From Sublinear to Linear: Fast Convergence in Deep Networks via Locally Polyak-Lojasiewicz Regions
arXiv:2507.21429v2 Announce Type: replace
Abstract: Gradient descent (GD) on deep neural network loss landscapes is non-convex, yet often converges far faster in practice than classical guarantees suggest. Prior work shows that within locally quasi-convex regions (LQCRs), GD converges to stationary points at sublinear rates, leaving the commonly observed near-exponential training dynamics unexplained. We show that, under a mild local Neural Tangent Kernel (NTK) stability assumption, the loss satisfies a PL-type error bound within these regions, yielding a Locally Polyak-Lojasiewicz Region (LPLR) in which the squared gradient norm controls the suboptimality gap.

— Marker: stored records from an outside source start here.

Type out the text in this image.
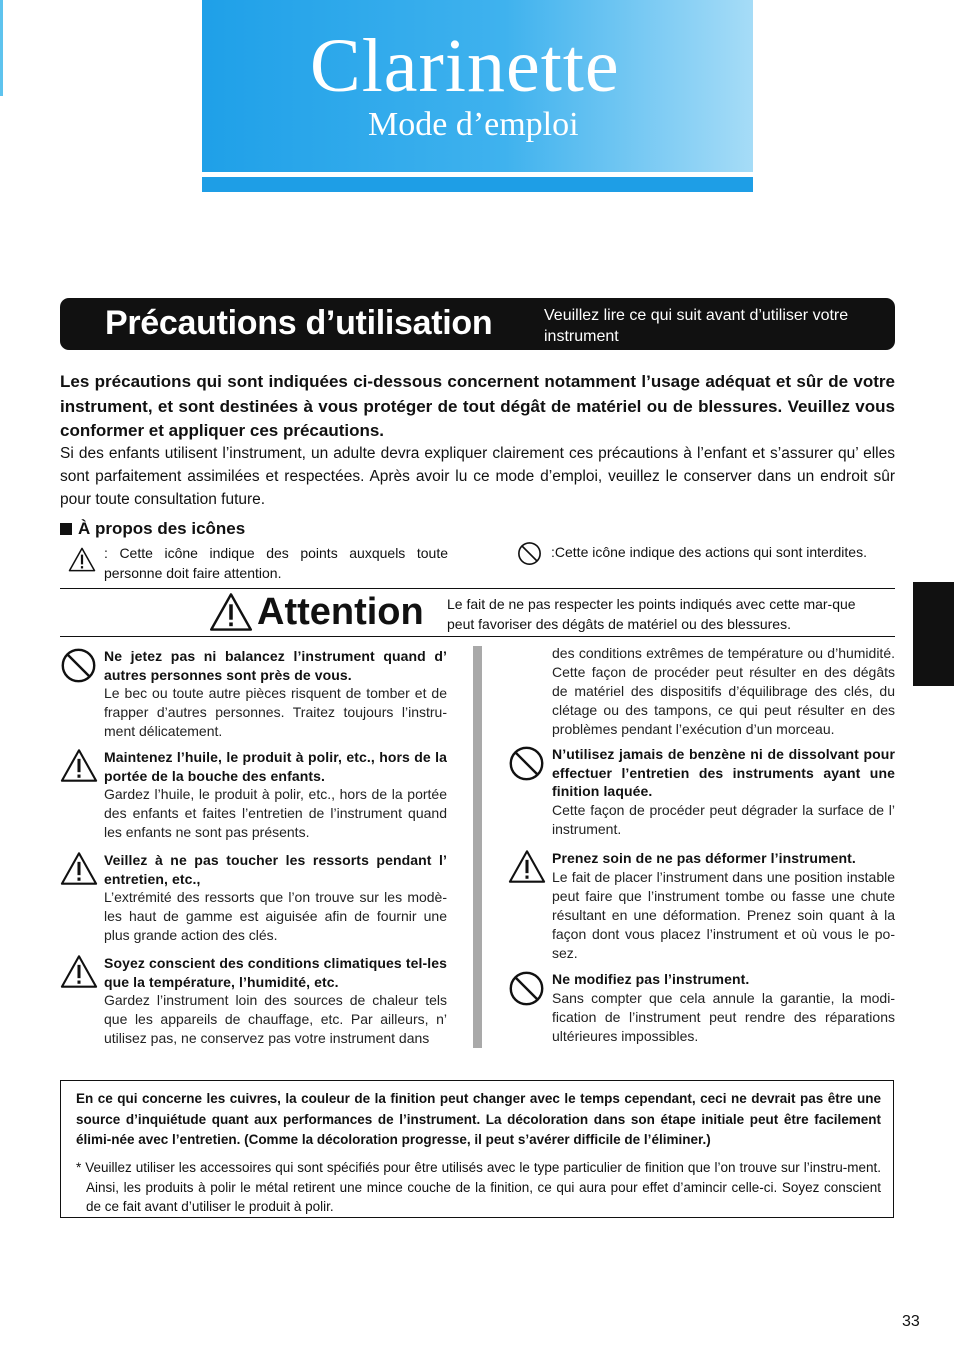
Clarinette
Mode d’emploi
Précautions d’utilisation	Veuillez lire ce qui suit avant d’utiliser votre instrument
Les précautions qui sont indiquées ci-dessous concernent notamment l’usage adéquat et sûr de votre instrument, et sont destinées à vous protéger de tout dégât de matériel ou de blessures. Veuillez vous conformer et appliquer ces précautions.
Si des enfants utilisent l’instrument, un adulte devra expliquer clairement ces précautions à l’enfant et s’assurer qu’ elles sont parfaitement assimilées et respectées. Après avoir lu ce mode d’emploi, veuillez le conserver dans un endroit sûr pour toute consultation future.
À propos des icônes
: Cette icône indique des points auxquels toute personne doit faire attention.
:Cette icône indique des actions qui sont interdites.
Attention Le fait de ne pas respecter les points indiqués avec cette mar-que peut favoriser des dégâts de matériel ou des blessures.
Ne jetez pas ni balancez l’instrument quand d’ autres personnes sont près de vous.
Le bec ou toute autre pièces risquent de tomber et de frapper d’autres personnes. Traitez toujours l’instru-ment délicatement.
Maintenez l’huile, le produit à polir, etc., hors de la portée de la bouche des enfants.
Gardez l’huile, le produit à polir, etc., hors de la portée des enfants et faites l’entretien de l’instrument quand les enfants ne sont pas présents.
Veillez à ne pas toucher les ressorts pendant l’ entretien, etc.,
L’extrémité des ressorts que l’on trouve sur les modè-les haut de gamme est aiguisée afin de fournir une plus grande action des clés.
Soyez conscient des conditions climatiques tel-les que la température, l’humidité, etc.
Gardez l’instrument loin des sources de chaleur tels que les appareils de chauffage, etc. Par ailleurs, n’ utilisez pas, ne conservez pas votre instrument dans
des conditions extrêmes de température ou d’humidité. Cette façon de procéder peut résulter en des dégâts de matériel des dispositifs d’équilibrage des clés, du clétage ou des tampons, ce qui peut résulter en des problèmes pendant l’exécution d’un morceau.
N’utilisez jamais de benzène ni de dissolvant pour effectuer l’entretien des instruments ayant une finition laquée.
Cette façon de procéder peut dégrader la surface de l’ instrument.
Prenez soin de ne pas déformer l’instrument.
Le fait de placer l’instrument dans une position instable peut faire que l’instrument tombe ou fasse une chute résultant en une déformation. Prenez soin quant à la façon dont vous placez l’instrument et où vous le po-sez.
Ne modifiez pas l’instrument.
Sans compter que cela annule la garantie, la modi-fication de l’instrument peut rendre des réparations ultérieures impossibles.
En ce qui concerne les cuivres, la couleur de la finition peut changer avec le temps cependant, ceci ne devrait pas être une source d’inquiétude quant aux performances de l’instrument. La décoloration dans son étape initiale peut être facilement élimi-née avec l’entretien. (Comme la décoloration progresse, il peut s’avérer difficile de l’éliminer.)
* Veuillez utiliser les accessoires qui sont spécifiés pour être utilisés avec le type particulier de finition que l’on trouve sur l’instru-ment. Ainsi, les produits à polir le métal retirent une mince couche de la finition, ce qui aura pour effet d’amincir celle-ci. Soyez conscient de ce fait avant d’utiliser le produit à polir.
33
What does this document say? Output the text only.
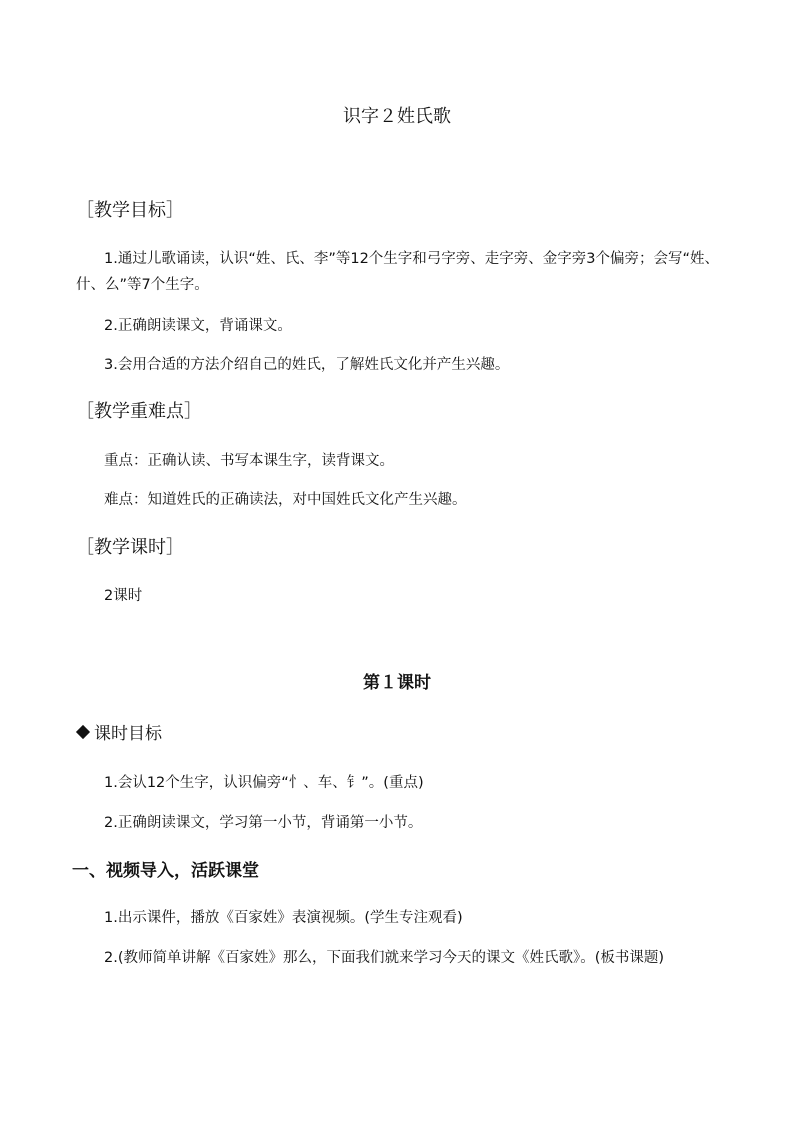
识字２姓氏歌
［教学目标］
1.通过儿歌诵读，认识“姓、氏、李”等12个生字和弓字旁、走字旁、金字旁3个偏旁；会写“姓、什、么”等7个生字。
2.正确朗读课文，背诵课文。
3.会用合适的方法介绍自己的姓氏，了解姓氏文化并产生兴趣。
［教学重难点］
重点：正确认读、书写本课生字，读背课文。
难点：知道姓氏的正确读法，对中国姓氏文化产生兴趣。
［教学课时］
2课时
第１课时
课时目标
1.会认12个生字，认识偏旁“⺖、⻋、钅”。(重点)
2.正确朗读课文，学习第一小节，背诵第一小节。
一、视频导入，活跃课堂
1.出示课件，播放《百家姓》表演视频。(学生专注观看)
2.(教师简单讲解《百家姓》那么，下面我们就来学习今天的课文《姓氏歌》。(板书课题)
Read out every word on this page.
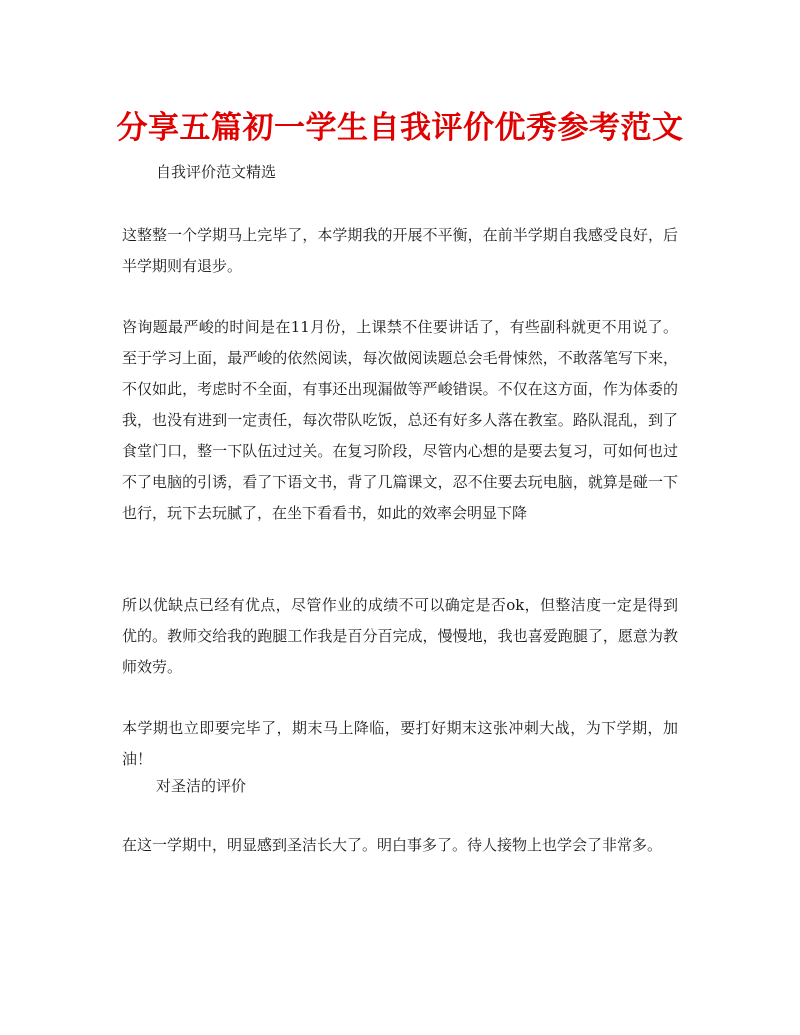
分享五篇初一学生自我评价优秀参考范文

自我评价范文精选

这整整一个学期马上完毕了，本学期我的开展不平衡，在前半学期自我感受良好，后半学期则有退步。

咨询题最严峻的时间是在11月份，上课禁不住要讲话了，有些副科就更不用说了。至于学习上面，最严峻的依然阅读，每次做阅读题总会毛骨悚然，不敢落笔写下来，不仅如此，考虑时不全面，有事还出现漏做等严峻错误。不仅在这方面，作为体委的我，也没有进到一定责任，每次带队吃饭，总还有好多人落在教室。路队混乱，到了食堂门口，整一下队伍过过关。在复习阶段，尽管内心想的是要去复习，可如何也过不了电脑的引诱，看了下语文书，背了几篇课文，忍不住要去玩电脑，就算是碰一下也行，玩下去玩腻了，在坐下看看书，如此的效率会明显下降

所以优缺点已经有优点，尽管作业的成绩不可以确定是否ok，但整洁度一定是得到优的。教师交给我的跑腿工作我是百分百完成，慢慢地，我也喜爱跑腿了，愿意为教师效劳。

本学期也立即要完毕了，期末马上降临，要打好期末这张冲刺大战，为下学期，加油！

对圣洁的评价

在这一学期中，明显感到圣洁长大了。明白事多了。待人接物上也学会了非常多。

For properly initialized finite-width networks, we show that under local NTK stability this PL-type mechanism holds around initialization and establish linear convergence of GD as long as the iterates remain within the resulting LPLR. Empirically, we observe PL-like scaling and linear-rate loss decay in controlled full-batch training and in a ResNet-style CNN trained with mini-batch SGD on a CIFAR-10 subset, indicating that LPLR signatures can persist under modern architectures and stochastic optimization. Overall, the results connect local geometric structure, local NTK stability, and fast optimization rates in a finite-width setting.